Kahr, Brett (2019). Promiscuous Virgins and Celibate Whores: Traumatic Origins of the Erotic Tumour. Journal of Psychological Therapies, 4, 105-119.
Kahr, Brett (2019). The First Mrs Winnicott and the Second Mrs Winnicott: Does Psychoanalysis Facilitate Healthy Marital Choice? Couple and Family Psychoanalysis, 9, 105-131.
Kahr, Brett (2019). On Winnicott’s Marriages: A Response. Couple and Family Psychoanalysis, 9, 151-153.
Kahr, Brett (2019). A Neglected Work of Genius: John Bowlby on “Hysteria in Children. Attachment: New Directions in Psychotherapy and Relational Psychoanalysis, 13, 144-151.
Kahr, Brett (2019). John Bowlby and the Birth of Child Mental Health. Attachment: New Directions in Psychotherapy and Relational Psychoanalysis, 13, 164-180.
Kahr, Brett (2019). Penile Trauma and Genital Exhibitionism: From Castration Anxiety to Verbal Potency. International Journal of Forensic Psychotherapy, 1.
(Currently in press, due for publication in December, 2019).
Shorter pieces include a “Book Clinic”, which appeared in The New Review magazine of The Observer newspaper, as well as a brief essay on Sigmund Freud’s death bed, published in Athene, the magazine of the Freud Museum London, and archived on the museum’s website:
In addition to these publications, Kahr has presented a number of talks, which include lectures on the history of psychiatry, on schizophrenia, and on hysterical and obsessive-compulsive neuroses for the newly-inaugurated “Diploma in Psychopathology: Theory and Practice”, sponsored by the continuing professional development organisation Confer, for which Kahr serves as Senior Course Director. Additionally, he has delivered keynote addresses to the Severnside Institute for Psychotherapy in Bristol and to the West Midlands Institute for Psychotherapy in Birmingham on the psychotogenic impact of unconscious parental death wishes. He also spoke at J.W.3 in North London with colleague Dr. Valerie Sinason as part of a special event on “How Freud Fled the Nazis”. Most recently, he has delivered the first two lectures of a new course on “Understanding Psychotherapy: A Social History of the Mind”, at Imperial College in the University of London, co-sponsored by the United Kingdom Council for Psychotherapy and chaired by its Chief Executive, Professor Sarah Niblock. Additionally, he facilitated a day-long workshop with live webcast for Confer, at Foyle’s bookshop in Central London, on “The Pleasures and Perils of a Psychotherapeutic Career: How to Flourish in the Impossible Profession”.
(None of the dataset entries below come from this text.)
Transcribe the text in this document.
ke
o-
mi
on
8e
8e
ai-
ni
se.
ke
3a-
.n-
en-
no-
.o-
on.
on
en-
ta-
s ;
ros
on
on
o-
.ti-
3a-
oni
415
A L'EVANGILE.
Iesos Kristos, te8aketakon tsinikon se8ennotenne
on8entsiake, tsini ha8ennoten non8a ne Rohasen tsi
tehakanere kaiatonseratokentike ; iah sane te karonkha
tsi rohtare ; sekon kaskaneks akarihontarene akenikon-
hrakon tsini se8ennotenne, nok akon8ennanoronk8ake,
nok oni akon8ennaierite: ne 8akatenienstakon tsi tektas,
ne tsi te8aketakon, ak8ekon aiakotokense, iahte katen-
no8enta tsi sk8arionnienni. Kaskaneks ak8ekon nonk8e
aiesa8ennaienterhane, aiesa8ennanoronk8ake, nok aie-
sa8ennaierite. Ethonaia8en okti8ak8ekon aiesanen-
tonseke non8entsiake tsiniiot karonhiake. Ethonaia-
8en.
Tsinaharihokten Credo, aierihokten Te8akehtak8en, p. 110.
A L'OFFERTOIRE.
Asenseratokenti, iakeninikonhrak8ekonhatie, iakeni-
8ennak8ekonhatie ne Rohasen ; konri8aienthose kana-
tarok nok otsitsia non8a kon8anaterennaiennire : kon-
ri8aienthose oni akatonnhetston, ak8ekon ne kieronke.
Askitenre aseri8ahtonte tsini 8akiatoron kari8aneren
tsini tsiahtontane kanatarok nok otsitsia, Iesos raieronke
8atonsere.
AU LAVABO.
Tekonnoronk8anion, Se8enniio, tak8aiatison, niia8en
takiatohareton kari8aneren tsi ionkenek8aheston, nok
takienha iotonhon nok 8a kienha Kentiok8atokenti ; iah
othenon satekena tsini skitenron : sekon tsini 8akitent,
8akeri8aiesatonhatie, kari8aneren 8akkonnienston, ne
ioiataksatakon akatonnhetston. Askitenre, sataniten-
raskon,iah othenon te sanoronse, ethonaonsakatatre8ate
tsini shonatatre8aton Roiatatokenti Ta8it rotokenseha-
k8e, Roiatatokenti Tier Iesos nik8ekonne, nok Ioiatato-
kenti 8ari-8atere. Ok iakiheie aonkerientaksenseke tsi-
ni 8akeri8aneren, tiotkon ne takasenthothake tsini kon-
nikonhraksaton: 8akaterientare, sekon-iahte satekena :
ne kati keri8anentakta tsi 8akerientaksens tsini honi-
Other activities have included a radio interview for Men’s Radio Station on the psychological implications of climate change as well as an interview for Radio Perth in Australia about the psychology of celebrity. Kahr has also become Consultant Editor to the newly founded periodical The International Journal of Forensic Psychotherapy, the official publication of the International Association for Forensic Psychotherapy, supervised by the Editors-in-Chief, Jessica Collier and Dr. Carine Minne – two distinguished forensic mental health practitioners.